If you compile the code using the Makefile and then run it as follows:

```% mpirun -np 1 ./particles
```
you should see a nice display showing the movement of the particles. (To get the display you may need to 'ssh -X' into a different machine from the one you're on.) If you run it again on two processors:
```% mpirun -np 2 ./particles
```
the overall picture should look similar, but now in two colors (each processor plots its particles in a different color).

To do:

• In general, when a visual display isn't possible, people use numbers to get a sense of what's happening. Modify the code so that processor 0 prints the current time, the current delta-time, and the root-mean-square (square root of the average of the velocities squared) of the velocity of all the particles after each step. (This is version 1 of the code.) Do a simulation with 10 particles for 5 seconds using the initialization values in the original code. Save the output so that you can turn it in with the writeup.
• How do you test code such as this to see if it really simulates the physical process described? In other words, what starting configurations would you test for the particles and what behaviour would you expect to see? Test out some of these cases and describe what happens.
• Remove (comment out) the display code, change the number of particles and/or duration, and do some timing runs. Turn in a plot and an explanation/description of what you tried and what you observe.
• Do at least one of the following; the result is version 2 of the code.
• improve the output (text or graphics) to improve the look and/or to make it easier to verify whether the simulation is accurate.
• Euler is not considered a particularly accurate method. Improve the accuracy of the simulation by changing the method to the 2nd-order Runge-Kutta (aka midpoint) method. See here and here (under "Integration Methods") for details on the Euler and midpoint methods.
• motivate and make some other improvement.
• To submit:

Turn in commented code for both version 1 and version 2 (described above), together with a Makefile and any supporting files (eg, header files), and a writeup addressing the items above.

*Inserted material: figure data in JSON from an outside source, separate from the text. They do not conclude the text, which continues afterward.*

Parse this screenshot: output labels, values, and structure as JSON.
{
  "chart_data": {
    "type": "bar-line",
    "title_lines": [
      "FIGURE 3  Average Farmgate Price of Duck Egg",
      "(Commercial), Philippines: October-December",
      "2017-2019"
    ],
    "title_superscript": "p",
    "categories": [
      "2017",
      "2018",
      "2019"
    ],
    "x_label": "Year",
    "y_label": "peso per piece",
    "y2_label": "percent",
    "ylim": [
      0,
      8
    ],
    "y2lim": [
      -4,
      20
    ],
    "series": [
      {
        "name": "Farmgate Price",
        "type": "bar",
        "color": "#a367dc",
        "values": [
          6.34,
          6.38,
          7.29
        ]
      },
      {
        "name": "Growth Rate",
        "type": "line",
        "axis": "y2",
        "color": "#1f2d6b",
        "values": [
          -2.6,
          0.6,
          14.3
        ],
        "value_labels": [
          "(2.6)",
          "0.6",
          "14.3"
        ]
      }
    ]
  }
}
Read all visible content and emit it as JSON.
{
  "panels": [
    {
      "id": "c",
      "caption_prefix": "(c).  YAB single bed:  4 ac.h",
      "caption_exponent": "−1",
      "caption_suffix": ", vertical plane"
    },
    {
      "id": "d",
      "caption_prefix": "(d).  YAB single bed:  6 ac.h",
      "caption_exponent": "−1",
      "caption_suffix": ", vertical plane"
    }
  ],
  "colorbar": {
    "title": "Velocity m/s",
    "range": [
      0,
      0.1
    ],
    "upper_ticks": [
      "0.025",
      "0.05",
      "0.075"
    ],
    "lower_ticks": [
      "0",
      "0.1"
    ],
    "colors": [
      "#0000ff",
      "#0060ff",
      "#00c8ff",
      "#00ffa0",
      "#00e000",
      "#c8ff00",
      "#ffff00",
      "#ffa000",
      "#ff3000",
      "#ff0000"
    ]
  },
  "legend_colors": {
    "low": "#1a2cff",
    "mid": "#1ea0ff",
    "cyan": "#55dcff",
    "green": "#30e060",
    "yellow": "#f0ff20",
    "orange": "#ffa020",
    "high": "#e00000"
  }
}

### Part II: Attracting particles

Now we're going to modify the simulation. In this case not only do the particles move according to Newton's law and a current, but they also attract each other with a force that's similar to gravity in that it's also proportional to the inverse square of the distance between them. Note that every particle is affected by every other particle, although it's affected more by those that are closer.

We'll use the following formula for the force that two particles feel towards each other (in the x and y directions):

```   F_attract_x = dist_x(part_1,part_2) * (G*mass_1*mass_2 / dist(part_1,part_2))
F_attract_y = dist_y(part_1,part_2) * (G*mass_1*mass_2 / dist(part_1,part_2))
```
For the purposes of this problem, we'll define the constant G to be .01.

To do:

• Write MPI code that performs this simulation.

Note that, just as in the previous case, you'll be taking small time steps and updating the position and velocity of each particle at each time step. You may use any method to calculate the update.

• To submit:

Turn in the commented code as well as a writeup explaining:

• How you parallelized the code (this is the most important part).
• How you verified that the code worked.
• At least one speedup plot.
• More sophisticated parallelization techniques that you would have liked to have tried.